You Can't Get VC Funding for Your Startup. Now What?
When push comes to shove, a good idea, even a great one, is nothing without the practical back end. And it's at this point that young entrepreneurs who can’t self-fund their startups or obtain money from friends and family traditionally realize their limited choices: angel investor, crowdfunding or venture capitalists.
The problem is that angel investors are hard to find and even harder to lock down; and crowdfunding not only includes platform fees but is not very effective for non-consumer/B2C services.
The logical choice, therefore, becomes VC funding. To go this route, startups must partake in a tedious and long process that doesn't guarantee success. And at the end of the process, most startups are still rejected by VC investors: According to Fundable, only .05 percent of startups are funded this way.
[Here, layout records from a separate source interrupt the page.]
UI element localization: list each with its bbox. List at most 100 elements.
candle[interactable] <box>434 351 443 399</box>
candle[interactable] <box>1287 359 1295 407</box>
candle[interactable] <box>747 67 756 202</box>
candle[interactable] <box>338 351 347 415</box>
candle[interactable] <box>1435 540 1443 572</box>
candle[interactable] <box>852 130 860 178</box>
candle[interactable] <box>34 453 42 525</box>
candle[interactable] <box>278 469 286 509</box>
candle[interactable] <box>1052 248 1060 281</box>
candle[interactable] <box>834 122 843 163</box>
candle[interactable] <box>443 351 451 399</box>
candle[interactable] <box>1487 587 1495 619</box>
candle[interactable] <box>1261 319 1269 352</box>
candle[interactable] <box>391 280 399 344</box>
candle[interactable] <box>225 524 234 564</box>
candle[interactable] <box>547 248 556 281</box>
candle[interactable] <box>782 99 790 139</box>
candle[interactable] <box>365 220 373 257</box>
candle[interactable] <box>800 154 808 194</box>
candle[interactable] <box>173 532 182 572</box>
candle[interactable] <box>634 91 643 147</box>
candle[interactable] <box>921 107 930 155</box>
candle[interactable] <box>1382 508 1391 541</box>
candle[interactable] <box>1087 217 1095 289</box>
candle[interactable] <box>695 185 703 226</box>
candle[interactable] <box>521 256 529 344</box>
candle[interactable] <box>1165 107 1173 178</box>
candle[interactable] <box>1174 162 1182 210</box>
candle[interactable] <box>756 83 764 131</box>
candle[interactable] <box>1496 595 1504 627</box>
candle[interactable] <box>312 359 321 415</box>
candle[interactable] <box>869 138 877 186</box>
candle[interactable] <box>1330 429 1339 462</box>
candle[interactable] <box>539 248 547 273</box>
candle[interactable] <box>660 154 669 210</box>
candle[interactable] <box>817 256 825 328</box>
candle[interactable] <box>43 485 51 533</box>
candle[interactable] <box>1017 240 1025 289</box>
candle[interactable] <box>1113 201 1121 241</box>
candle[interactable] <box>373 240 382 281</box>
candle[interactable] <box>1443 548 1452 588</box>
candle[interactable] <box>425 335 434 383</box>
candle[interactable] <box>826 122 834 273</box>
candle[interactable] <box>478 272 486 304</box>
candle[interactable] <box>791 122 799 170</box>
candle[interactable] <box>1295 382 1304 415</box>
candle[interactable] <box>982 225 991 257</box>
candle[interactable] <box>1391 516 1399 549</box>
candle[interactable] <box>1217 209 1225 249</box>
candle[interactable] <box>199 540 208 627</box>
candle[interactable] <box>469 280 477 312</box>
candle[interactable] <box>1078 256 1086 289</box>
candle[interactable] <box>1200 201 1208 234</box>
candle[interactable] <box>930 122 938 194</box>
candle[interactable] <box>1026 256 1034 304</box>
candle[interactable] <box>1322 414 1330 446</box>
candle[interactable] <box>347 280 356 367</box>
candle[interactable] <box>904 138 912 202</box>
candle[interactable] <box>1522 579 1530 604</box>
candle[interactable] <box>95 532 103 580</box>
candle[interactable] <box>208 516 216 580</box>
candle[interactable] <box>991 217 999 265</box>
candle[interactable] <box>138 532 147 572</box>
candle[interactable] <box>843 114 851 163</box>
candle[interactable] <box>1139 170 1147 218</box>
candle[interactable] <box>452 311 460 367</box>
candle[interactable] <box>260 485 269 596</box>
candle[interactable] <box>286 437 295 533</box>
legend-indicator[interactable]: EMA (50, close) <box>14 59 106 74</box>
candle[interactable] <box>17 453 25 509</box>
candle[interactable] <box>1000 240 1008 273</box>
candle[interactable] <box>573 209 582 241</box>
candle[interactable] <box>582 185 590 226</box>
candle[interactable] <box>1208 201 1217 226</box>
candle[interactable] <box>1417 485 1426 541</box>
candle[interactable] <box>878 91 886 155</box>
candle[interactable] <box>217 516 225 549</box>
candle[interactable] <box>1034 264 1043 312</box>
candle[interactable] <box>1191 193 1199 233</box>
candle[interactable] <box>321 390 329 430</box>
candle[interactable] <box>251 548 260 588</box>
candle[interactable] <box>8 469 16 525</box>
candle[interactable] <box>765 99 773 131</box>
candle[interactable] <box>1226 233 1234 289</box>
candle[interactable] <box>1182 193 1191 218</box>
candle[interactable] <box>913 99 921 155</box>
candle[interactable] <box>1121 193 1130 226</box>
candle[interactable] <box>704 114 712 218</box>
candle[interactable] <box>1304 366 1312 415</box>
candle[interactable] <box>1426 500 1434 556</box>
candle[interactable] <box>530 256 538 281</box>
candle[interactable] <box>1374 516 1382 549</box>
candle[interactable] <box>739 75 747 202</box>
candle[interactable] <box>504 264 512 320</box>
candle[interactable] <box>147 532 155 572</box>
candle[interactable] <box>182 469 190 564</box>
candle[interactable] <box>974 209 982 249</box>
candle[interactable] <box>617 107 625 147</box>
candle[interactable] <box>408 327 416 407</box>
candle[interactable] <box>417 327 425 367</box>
So, what to do? Entrepreneurs may feel helpless and unsure of the other alternatives they have, but they should take heart because there are other paths to take to launch a company, some very popular, and others virtually unknown. Here are a few options:
Corporate venture capital funding differs from regular VC funding in that larger corporations help fund your startup, as opposed to limited partners/investors or venture capital firms.
CVC funding is an opportunity for startups, particularly tech startups, to get a head start. This method is popular because individual startups are generally granted greater independence, compared to what occurs with standard VC funding; but entrepreneurs must be mindful that it may limit their own decision-making flexibility on strategic options.
Many private companies and non-profits offer small loans that range between $500 and $50,000, with the average around $13,000. Examples of microloans include SBA and small office/home office loans, known by the acronym SOHO.
Peer-to-peer (P2P) lending offers another solution for small businesses. With this model, borrowers and lenders are connected via various online platforms. Loans here usually range from about $1,000 to about $35,000, and there is about 5 percent in additional closing costs.